Another drawback is that you cannot give an LCS account to someone who cannot authenticate to your Active Directory forest. It is possible to have a “multi-forest” implementation as long as there are ample two-way trusts among the forests. Microsoft has a separate product, MSN Messenger Connect for Enterprises, if you wish to connect to outside contacts. However, this product simply connects your LCS network to the MSN network. Without it, the scope of your IM community is limited to your company.

Once authenticated, Windows Messenger can perform all its usual functions, including showing a user’s presence; initiating chat sessions with others in a contacts list; whiteboarding; and application sharing. LCS also will support the peer-to-peer audio and videoconferencing that is built into Windows Messenger 5.0.

Secret messages

An improvement to LCS is the ability to encrypt all traffic. Server-to-server traffic and client-to-server traffic can be encrypted using Transport Layer Security. Windows Messenger can be set to encrypt the audio-video datastreams using Data Encryption Standards  algorithms. The Real-Time Transport Protocol also is supported, but we did not test this feature. For companies concerned with securing instant messages, this is a good way to do it.

With LCS installed, Windows Messenger then can lend some functionality to Outlook 2003 clients. For example, when a user receives an e-mail, he can add the sender’s name to the Windows Messenger contacts.

If the name is already in the list, a user can check the presence of or begin a chat session with that person.
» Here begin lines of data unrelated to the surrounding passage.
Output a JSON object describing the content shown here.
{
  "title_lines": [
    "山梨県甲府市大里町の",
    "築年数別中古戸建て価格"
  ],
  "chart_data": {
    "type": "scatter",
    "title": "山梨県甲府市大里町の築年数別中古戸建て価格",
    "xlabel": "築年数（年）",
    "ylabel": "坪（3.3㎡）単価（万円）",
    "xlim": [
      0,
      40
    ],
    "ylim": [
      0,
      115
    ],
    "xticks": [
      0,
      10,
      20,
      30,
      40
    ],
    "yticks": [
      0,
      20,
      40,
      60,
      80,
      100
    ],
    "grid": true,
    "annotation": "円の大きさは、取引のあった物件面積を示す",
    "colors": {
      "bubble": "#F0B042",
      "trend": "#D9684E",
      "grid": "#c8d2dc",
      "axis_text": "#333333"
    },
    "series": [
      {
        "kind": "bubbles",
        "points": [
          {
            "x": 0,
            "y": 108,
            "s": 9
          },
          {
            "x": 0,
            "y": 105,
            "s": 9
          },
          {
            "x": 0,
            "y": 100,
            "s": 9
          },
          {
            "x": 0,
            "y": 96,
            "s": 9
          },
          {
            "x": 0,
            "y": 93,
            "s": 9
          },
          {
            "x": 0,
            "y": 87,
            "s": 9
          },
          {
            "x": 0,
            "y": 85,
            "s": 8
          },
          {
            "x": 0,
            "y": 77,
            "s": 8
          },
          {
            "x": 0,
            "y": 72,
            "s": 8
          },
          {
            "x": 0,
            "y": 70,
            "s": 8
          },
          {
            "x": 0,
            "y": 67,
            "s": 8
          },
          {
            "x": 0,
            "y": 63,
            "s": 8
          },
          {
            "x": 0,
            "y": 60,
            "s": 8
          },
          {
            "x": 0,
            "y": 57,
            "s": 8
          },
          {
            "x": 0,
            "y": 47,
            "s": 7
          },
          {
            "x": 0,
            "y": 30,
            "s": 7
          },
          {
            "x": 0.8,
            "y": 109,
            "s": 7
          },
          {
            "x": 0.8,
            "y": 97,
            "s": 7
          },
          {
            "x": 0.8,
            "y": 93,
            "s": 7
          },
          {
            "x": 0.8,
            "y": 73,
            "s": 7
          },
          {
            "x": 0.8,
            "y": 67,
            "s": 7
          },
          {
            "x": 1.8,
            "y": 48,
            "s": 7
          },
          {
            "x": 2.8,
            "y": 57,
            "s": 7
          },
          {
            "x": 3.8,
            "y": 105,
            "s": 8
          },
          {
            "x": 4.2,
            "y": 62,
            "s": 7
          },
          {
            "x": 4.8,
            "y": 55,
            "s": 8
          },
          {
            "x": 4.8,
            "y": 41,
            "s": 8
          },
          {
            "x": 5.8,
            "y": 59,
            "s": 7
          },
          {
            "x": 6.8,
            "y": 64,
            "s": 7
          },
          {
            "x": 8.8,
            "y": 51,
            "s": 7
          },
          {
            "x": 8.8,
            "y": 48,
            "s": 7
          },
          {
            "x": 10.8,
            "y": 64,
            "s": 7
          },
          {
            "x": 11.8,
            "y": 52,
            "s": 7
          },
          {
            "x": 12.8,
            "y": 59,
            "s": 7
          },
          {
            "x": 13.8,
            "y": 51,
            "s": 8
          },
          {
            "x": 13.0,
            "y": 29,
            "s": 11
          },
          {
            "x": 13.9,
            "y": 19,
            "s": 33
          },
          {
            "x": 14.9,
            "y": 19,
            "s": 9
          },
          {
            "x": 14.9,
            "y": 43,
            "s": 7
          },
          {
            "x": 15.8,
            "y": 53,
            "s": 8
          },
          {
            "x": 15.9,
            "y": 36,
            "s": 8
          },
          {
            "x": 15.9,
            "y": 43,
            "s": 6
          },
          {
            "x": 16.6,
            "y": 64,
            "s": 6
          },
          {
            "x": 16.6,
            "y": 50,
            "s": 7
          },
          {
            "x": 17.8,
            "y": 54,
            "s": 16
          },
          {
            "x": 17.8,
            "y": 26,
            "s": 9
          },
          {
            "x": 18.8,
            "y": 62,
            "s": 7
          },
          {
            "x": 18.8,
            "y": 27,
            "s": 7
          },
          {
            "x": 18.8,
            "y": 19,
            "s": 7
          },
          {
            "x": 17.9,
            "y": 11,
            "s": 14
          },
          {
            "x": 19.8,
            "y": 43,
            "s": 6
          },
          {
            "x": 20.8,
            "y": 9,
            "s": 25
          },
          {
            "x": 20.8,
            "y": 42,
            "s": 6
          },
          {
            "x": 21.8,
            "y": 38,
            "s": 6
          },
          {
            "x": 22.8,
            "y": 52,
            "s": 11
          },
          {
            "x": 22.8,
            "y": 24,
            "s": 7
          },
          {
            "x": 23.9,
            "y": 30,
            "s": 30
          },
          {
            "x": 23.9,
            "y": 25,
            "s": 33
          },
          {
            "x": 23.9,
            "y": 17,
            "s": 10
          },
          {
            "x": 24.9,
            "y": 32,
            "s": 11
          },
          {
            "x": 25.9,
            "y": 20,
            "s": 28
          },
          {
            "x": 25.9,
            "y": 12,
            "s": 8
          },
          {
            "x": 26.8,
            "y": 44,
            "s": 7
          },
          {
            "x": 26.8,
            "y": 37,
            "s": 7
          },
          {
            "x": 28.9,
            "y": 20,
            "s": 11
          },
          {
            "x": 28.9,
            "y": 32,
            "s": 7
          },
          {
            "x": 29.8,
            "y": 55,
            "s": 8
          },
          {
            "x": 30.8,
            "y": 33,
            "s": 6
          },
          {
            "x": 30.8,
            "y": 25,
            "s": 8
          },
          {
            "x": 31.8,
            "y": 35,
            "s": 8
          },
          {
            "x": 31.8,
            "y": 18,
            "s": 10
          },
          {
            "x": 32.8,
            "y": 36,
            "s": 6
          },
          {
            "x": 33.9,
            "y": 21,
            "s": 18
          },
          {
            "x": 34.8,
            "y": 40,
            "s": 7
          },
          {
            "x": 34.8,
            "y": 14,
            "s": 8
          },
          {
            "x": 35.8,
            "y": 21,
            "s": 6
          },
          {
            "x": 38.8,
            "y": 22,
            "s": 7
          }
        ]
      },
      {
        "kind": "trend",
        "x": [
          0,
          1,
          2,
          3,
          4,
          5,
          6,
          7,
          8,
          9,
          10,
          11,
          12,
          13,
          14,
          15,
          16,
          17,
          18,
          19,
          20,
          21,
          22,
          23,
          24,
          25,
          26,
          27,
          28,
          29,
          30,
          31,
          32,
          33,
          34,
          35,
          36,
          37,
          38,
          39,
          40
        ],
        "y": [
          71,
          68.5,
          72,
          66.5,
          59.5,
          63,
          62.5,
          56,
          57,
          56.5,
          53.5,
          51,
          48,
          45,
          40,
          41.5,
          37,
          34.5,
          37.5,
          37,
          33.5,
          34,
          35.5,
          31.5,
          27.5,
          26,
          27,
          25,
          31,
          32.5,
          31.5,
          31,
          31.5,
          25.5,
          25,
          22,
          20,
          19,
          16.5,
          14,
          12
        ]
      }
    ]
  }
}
Without LCS (or another service, such as MSN) you only can reply to the sender’s name or look up their Outlook account properties. Windows Messenger doesn’t extend into other applications in the Office 2003 suite without the assistance of other products, such as Microsoft’s SharePoint Services.

Live Communications Server 2003


Company: Microsoft Cost: Volume licensing starts at $733 per server and $25 per Client Access License. Pros: Easy to install and manage; message encryption and archiving available. Con: Windows Messenger PCs must be a member of domain.

Features 40%

Management 30% 4
Installation 15% 4
Documentation 15%  3.5


Scoring Key: 5: Exceptional; 4: Very good; 3: Average; 2: Below average; 1: Consistently subpar

We also like the new archiving features. By installing Microsoft’s SQLserver 2000 and the Windows Message Queuing service (it holds the messages until they can be put into the database), you can install the IM Archiving Agent and IM Archiving Service to capture all IM traffic and archive it. Then you can create queries to look for specific content by date, sender, or other content. Several documents are available on the installation CD to help you get this up and running.

LCS stores all contact information and user settings in a centralized database within Active Directory, which lets users roam between clients and devices, and have their settings follow them. LCS also supports multiple points of presence, which lets users connect from up to 32 simultaneous places. This lets users log on from multiple locations (such as a laptop in a conference room while the desktop remains on), but the presence can follow where the person actually is.

Because of the new encryption and archiving enhancements, you will want to include LCS into your plans if you are thinking about upgrading to Exchange 2003. If you’re not a Windows shop, then LCS probably isn’t for you. Its integration with Exchange and other Office products is a plus, but it also relies on them. Without an Active Directory infrastructure, you won’t be able to deploy LCS.